Voitures électriques chinoises : des toilettes intégrées bientôt dans vos sièges
Un brevet pour des toilettes intégrées dans une voiture électrique chinoise
Le constructeur chinois Seres, connu notamment pour sa collaboration avec Huawei sur la marque premium Aito en Chine, a déposé un brevet pour des toilettes mobiles intégrées dans une voiture. Ce dispositif, dissimulé sous le siège conducteur ou passager, pourrait être activé de deux manières : manuellement en faisant coulisser l’assise ou par commande vocale en prononçant la phrase « activer la fonction toilettes ».
Ce brevet a rapidement fait le tour de la presse automobile. Au-delà de l’aspect amusant, il reflète une tendance plus large : la compétition pour offrir toujours plus d’équipements dans l’habitacle des voitures électriques chinoises. Parfois, cette course à la technologie pousse jusqu’à des solutions inattendues, voire absurdes.
Une technologie sophistiquée pour une fonction insolite
Selon le dossier de brevet, le système comprend un dispositif chauffant pour évaporer l’urine et déshydrater les déchets solides. Un conduit de ventilation évacue les odeurs à l’extérieur. Les résidus sont collectés dans un réservoir amovible, à vider périodiquement. Bien que cette technologie ne soit pas révolutionnaire, elle est conçue pour être efficace et fonctionnelle.
L’intégration sous le siège coulissant permet de ne pas encombrer l’espace intérieur de la voiture. Seres évoque une « optimisation de l’espace », une façon élégante de dire qu’ils ont réussi à intégrer des toilettes sans perturber le confort quotidien.

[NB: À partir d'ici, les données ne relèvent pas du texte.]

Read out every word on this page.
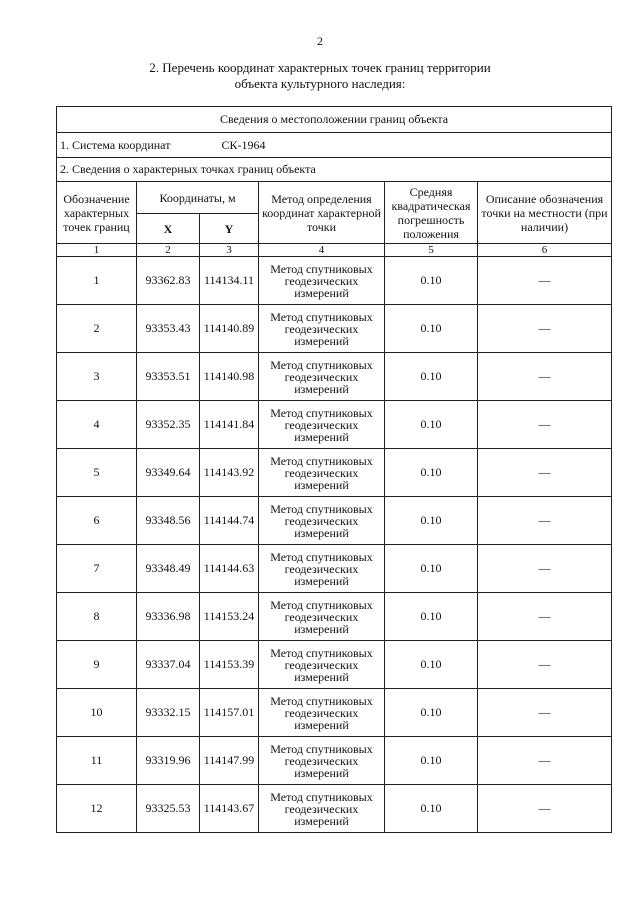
2
2. Перечень координат характерных точек границ территории
объекта культурного наследия:
Сведения о местоположении границ объекта					
1. Система координат СК-1964					
2. Сведения о характерных точках границ объекта					
Обозначение характерных точек границ	Координаты, м		Метод определения координат характерной точки	Средняя квадратическая погрешность положения	Описание обозначения точки на местности (при наличии)
	X	Y			
1	2	3	4	5	6
1	93362.83	114134.11	Метод спутниковых геодезических измерений	0.10	—
2	93353.43	114140.89	Метод спутниковых геодезических измерений	0.10	—
3	93353.51	114140.98	Метод спутниковых геодезических измерений	0.10	—
4	93352.35	114141.84	Метод спутниковых геодезических измерений	0.10	—
5	93349.64	114143.92	Метод спутниковых геодезических измерений	0.10	—
6	93348.56	114144.74	Метод спутниковых геодезических измерений	0.10	—
7	93348.49	114144.63	Метод спутниковых геодезических измерений	0.10	—
8	93336.98	114153.24	Метод спутниковых геодезических измерений	0.10	—
9	93337.04	114153.39	Метод спутниковых геодезических измерений	0.10	—
10	93332.15	114157.01	Метод спутниковых геодезических измерений	0.10	—
11	93319.96	114147.99	Метод спутниковых геодезических измерений	0.10	—
12	93325.53	114143.67	Метод спутниковых геодезических измерений	0.10	—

Une tendance à la recherche d’équipements innovants
Ce brevet illustre la dynamique des constructeurs chinois de véhicules électriques, où la compétition ne se limite pas à la performance ou à l’autonomie. Ces dernières années, ils ont misé sur la richesse, voire la surenchère, des équipements embarqués : karaoké, mini-réfrigérateur, sièges massants ou écrans géants. Pour certains, ces éléments deviennent des arguments de vente à part entière, parfois au détriment de critères plus traditionnels comme la conduite ou l’autonomie.
Pour l’instant, Seres n’a pas annoncé de modèle commercial équipé de ces toilettes. Le brevet pourrait rester une simple idée, mais sa simple existence témoigne de l’état d’esprit actuel : dans la lutte pour attirer les acheteurs de voitures électriques, certains constructeurs chinois explorent des territoires encore peu explorés par leurs concurrents occidentaux.